NSOs need to break their traditional confines of disseminating figures and statistical yearbooks to also become data intermediaries themselves, by producing analytical reports, headline indicators, and press releases with policy-oriented key messages, all of which add value to underlying data. They also need to be brought into the fold of the policy-making arena so that the type of reports they produce – and the timing of release of these reports – are in tune with contemporary political debates, while retaining their institutional independence and their essential role as trusted, impartial providers of statistical data.

International agencies stand ready to support NSOs in this journey. This includes helping NSOs embrace open data, deal with data protection and privacy in a way that also allows for data dissemination, and establish platforms that can facilitate communication between data producers and data users.

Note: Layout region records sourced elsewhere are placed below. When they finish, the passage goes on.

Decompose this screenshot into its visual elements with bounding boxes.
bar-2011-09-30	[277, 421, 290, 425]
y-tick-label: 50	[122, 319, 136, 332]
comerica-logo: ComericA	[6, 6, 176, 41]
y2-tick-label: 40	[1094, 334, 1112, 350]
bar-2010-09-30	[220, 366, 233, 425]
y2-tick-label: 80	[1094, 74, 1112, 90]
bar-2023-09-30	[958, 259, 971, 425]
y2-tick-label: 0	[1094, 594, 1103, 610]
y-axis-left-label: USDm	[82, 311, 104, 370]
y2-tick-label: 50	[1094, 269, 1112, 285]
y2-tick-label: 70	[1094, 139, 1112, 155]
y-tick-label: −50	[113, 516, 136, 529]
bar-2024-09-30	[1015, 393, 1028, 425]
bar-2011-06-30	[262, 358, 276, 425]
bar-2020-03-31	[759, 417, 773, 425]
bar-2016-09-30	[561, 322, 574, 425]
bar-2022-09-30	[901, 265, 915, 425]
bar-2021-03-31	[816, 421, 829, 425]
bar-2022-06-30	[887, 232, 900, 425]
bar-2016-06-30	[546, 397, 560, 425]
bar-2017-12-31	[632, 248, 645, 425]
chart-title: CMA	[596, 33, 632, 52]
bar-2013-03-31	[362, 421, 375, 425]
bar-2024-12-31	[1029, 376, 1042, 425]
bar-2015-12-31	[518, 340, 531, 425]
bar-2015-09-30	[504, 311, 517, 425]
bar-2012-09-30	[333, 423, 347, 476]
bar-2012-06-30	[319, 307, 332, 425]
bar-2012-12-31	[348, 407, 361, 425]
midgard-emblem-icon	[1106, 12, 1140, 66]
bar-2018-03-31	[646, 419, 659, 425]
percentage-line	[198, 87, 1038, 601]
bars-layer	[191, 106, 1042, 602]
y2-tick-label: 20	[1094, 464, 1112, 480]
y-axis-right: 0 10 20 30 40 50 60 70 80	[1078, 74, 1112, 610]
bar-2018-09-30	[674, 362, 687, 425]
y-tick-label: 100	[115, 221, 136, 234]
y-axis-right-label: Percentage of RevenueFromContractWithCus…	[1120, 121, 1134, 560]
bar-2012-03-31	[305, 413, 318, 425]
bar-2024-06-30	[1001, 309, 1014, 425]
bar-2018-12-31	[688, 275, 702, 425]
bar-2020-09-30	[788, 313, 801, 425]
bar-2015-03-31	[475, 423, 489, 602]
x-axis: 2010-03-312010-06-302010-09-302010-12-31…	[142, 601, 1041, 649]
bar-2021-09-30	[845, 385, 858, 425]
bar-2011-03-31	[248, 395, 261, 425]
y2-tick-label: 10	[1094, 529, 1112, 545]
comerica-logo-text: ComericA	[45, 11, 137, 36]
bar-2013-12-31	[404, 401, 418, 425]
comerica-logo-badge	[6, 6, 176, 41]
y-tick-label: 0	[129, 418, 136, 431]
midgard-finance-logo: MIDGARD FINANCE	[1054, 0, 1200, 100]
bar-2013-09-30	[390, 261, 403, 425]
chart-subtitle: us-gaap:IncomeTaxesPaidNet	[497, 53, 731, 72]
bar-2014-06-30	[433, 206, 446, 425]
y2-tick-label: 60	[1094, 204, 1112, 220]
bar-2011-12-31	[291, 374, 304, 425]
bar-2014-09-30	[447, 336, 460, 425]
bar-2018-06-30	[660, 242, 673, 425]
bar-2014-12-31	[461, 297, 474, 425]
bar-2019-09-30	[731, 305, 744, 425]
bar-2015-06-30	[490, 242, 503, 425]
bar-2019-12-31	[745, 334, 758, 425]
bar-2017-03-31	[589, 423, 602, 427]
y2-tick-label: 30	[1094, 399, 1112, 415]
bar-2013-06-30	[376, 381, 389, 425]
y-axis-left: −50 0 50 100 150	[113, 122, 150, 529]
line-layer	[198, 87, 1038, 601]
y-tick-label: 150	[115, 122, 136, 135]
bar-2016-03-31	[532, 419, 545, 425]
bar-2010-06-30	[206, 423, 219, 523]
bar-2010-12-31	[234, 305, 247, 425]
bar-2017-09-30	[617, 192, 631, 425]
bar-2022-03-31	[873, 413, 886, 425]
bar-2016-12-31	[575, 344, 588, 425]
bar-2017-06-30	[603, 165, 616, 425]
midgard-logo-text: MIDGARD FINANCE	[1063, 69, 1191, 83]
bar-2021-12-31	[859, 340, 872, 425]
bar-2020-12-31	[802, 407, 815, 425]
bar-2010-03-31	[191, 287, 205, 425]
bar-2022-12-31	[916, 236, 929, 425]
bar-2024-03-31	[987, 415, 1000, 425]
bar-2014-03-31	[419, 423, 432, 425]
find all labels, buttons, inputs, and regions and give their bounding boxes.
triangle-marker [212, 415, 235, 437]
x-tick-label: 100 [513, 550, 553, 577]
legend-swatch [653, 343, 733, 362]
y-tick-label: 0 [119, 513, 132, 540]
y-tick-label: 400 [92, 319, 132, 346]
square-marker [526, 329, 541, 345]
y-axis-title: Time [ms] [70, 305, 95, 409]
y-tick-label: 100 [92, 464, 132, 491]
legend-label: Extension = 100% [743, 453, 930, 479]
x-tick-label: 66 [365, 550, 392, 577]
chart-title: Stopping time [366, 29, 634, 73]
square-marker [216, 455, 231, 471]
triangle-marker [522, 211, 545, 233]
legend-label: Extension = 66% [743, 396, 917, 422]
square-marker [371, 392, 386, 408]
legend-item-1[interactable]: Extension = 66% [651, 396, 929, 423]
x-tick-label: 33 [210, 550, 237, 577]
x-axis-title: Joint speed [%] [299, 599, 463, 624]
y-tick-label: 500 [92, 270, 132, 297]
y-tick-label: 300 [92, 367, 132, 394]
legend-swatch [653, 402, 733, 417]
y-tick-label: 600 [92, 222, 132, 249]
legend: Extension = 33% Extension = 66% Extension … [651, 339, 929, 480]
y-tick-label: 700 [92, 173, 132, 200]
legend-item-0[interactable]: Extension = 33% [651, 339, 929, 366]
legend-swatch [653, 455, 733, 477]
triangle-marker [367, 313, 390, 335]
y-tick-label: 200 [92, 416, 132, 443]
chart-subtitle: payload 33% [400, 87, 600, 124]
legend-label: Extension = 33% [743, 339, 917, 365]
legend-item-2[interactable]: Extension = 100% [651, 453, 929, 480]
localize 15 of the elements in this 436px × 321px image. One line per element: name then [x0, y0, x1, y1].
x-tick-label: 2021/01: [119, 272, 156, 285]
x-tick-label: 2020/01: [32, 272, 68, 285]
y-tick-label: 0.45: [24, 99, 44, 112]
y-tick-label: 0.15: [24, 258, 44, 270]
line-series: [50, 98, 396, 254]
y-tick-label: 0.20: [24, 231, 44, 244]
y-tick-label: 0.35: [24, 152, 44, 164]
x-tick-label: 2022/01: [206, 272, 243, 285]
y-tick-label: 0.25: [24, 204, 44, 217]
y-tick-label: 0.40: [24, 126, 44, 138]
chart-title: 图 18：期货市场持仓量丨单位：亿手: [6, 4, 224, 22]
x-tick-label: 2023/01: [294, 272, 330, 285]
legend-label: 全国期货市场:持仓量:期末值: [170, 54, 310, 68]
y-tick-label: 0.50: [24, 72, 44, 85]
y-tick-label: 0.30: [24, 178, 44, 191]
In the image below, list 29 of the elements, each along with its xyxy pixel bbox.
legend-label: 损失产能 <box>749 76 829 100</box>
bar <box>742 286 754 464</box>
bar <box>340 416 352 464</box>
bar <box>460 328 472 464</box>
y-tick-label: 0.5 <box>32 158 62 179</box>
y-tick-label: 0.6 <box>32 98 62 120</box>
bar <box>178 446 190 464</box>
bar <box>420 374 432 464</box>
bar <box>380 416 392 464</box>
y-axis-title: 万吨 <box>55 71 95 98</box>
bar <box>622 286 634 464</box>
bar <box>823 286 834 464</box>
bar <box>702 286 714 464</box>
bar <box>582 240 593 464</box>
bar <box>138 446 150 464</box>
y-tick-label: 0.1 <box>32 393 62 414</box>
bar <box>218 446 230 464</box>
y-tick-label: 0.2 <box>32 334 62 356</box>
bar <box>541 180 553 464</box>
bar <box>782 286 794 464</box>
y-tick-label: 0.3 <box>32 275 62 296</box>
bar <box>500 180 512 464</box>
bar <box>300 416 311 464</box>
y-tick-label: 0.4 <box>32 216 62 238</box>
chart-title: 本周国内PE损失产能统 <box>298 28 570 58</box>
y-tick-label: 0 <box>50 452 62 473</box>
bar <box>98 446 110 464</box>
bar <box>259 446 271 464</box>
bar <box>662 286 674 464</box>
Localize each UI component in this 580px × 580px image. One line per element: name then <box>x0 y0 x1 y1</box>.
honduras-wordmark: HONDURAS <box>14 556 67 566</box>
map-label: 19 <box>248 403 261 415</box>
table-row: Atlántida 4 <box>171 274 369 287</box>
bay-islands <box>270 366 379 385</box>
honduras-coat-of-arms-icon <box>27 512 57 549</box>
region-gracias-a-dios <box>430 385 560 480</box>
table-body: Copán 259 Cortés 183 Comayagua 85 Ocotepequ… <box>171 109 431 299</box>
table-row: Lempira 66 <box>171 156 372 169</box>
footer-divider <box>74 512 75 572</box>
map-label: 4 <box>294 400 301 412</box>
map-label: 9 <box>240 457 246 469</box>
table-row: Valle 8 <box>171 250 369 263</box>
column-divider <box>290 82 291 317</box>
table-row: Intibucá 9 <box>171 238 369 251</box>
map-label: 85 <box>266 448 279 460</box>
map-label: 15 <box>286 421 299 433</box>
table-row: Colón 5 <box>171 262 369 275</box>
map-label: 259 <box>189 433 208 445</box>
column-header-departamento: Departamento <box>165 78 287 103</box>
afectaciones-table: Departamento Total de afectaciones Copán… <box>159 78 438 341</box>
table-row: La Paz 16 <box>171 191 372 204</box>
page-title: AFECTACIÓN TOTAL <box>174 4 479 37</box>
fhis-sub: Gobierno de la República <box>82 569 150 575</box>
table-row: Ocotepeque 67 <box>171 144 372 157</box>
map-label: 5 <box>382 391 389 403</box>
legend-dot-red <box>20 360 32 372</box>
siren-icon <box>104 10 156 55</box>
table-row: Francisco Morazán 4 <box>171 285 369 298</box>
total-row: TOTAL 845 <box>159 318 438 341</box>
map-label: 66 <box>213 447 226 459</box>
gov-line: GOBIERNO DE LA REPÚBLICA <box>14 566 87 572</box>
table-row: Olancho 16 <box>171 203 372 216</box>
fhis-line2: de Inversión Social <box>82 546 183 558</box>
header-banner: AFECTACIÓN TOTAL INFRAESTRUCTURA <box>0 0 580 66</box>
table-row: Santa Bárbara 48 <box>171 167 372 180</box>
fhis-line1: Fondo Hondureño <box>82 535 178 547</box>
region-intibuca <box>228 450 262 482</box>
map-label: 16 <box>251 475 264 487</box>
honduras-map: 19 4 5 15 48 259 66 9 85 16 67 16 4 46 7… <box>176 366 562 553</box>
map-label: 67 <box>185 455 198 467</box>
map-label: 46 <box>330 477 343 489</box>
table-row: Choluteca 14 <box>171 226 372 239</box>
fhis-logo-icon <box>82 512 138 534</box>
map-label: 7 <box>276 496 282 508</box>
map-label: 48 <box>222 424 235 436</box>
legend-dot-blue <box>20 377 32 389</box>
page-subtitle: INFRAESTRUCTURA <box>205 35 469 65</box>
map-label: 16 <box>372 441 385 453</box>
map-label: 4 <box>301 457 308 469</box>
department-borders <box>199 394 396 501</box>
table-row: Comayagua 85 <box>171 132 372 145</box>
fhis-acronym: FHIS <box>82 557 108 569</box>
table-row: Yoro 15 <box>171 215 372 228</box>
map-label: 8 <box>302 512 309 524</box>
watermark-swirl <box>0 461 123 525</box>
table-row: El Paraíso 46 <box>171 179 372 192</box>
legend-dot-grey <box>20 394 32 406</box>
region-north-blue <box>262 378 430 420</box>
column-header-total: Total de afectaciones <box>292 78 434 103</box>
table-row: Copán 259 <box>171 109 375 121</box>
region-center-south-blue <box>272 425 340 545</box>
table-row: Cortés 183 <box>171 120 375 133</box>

International agencies are also beginning to integrate data literacy and data analytics training components into large statistical capacity development programmes. For example, a recently issued Guide to Promoting Data Use under the 50×2030 Initiative lists a number of actions aimed at helping data producers better communicate and present data products, tailored to different audiences. Yet there is still ample scope for international agencies to join forces and work closer together on promoting data use and supporting the analytical capacities of NSOs, in the spirit of the UN Secretary-General’s Data Strategy and with a view to further supporting countries in achieving the 2030 Agenda.

[1] The International Household Survey Network (IHSN) has similarly already been disseminating household survey microdata for several years.